Non, SADA n’a pas été violée, recours fréquemment utilisé pour justifier la violence d’une femme (au point d’avoir donné le sous-genre cinématographique du Rape and Revenge). Une autre raison souvent utilisée est la mort brutale des parents. Là encore, non, les parents de SADA n’ont pas non plus été sauvagement assassinés sous ses yeux façon Batman, au contraire, c’est même elle qui les as tués ! Alors quoi ?

L’infortuné Anakin Skywalker devient Darth Vader après avoir perdu sa mère et sa femme, le féroce Wolverine tue l’assassin de son père qui, dans un dernier soupir, lui confie être son véritable père, le Joker a subi brimades et humiliations, Maleficent s’est faite scier les ailes par l’homme qu’elle aimait...


Et SADA ? Rien du tout !

Aucun élément fondateur  n’est à l’origine de sa méchanceté. Elle est comme ça car elle a toujours été comme ça et c’est aussi simple que ça. Elle est cruelle et malveillante depuis toujours ; elle aime manipuler, détruire et tuer gratuitement depuis toujours, sans aucune raison particulière si ce n’est que tout bonnement… eh bien elle adore ça. Bien née, elle n’a pas besoin d’argent et tire purement et simplement son bonheur de la souffrance des autres.

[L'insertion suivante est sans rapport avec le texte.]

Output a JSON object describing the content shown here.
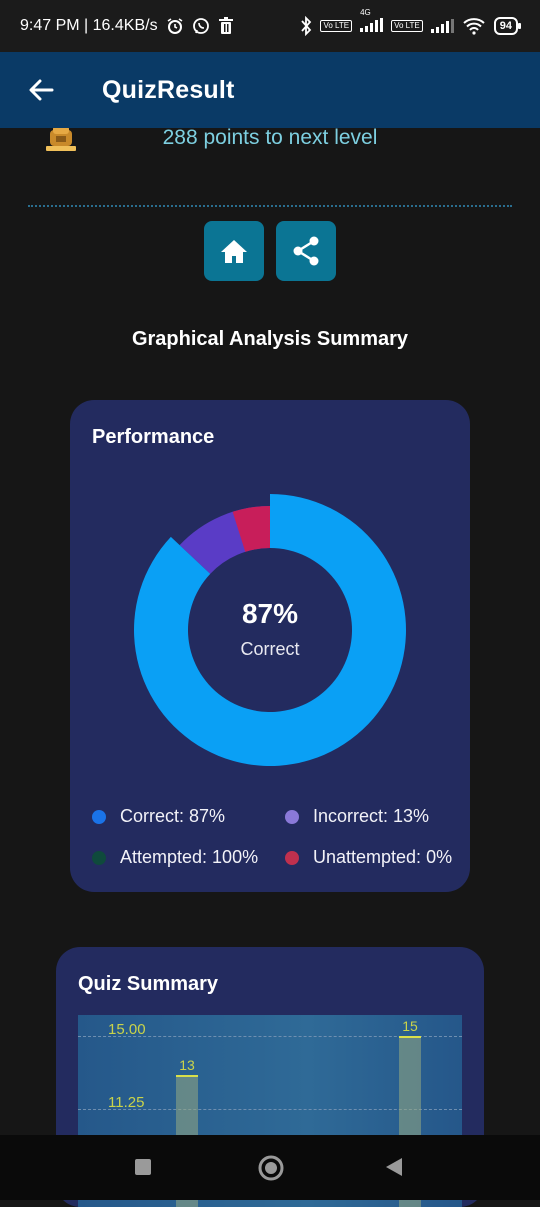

Alors que cette SADA STORY était censée mettre en lumière le comportement destructeur et chaotique de cette femme, la violence et la cruauté de celle-ci ne sont ni justifiées ni éclaircies ; et ce projecteur braquée sur elle ne la fait apparaître que plus obscure. Les non-explications que donnent les scénaristes – d’un pragmatisme presque décevant – sont d’autant plus déconcertantes qu’elles ne font qu’épaissir l’aura lugubre de l’héroïne et le mystère autour de ses motivations.

C’est tout ? Oui. C’est décevant ? Oh non ! Car c’est dans cet ultime faux-retournement qu’apparaît peut-être finalement le vrai coup de maîtresse de Marthe Verneuil : Piéger le lecteur, le mettre dans la peau de GoldBoy afin de mieux l’obliger à accepter la vérité : c’est SADA qui a raison, elle est bel et bien l’incarnation du Mal. D’un mal pur, gratuit, assumé, impossible à prévoir ni à canaliser, fruit d’aucun besoin, d’aucune douleur, d’aucune frustration ni d’aucune logique, et c’est en se penchant ainsi sur ses débuts que les scénaristes la font gagner à la fin.


Échec et mat, GoldBoy ! AH AH AH !

 

 




Un costume de SADA troublant de réalisme, entre maitresse SM, mannequin inquiétant de Giallo et méchante d’un film de Georges Franju ! Il s’agit de l’époustouflante tenue Balenciaga de Kim Kardashian pour le Met Gala 2021, dans lequel, pour être davantage sous la lumière, Kim K. a littéralement choisi l'obscurité et la disparition.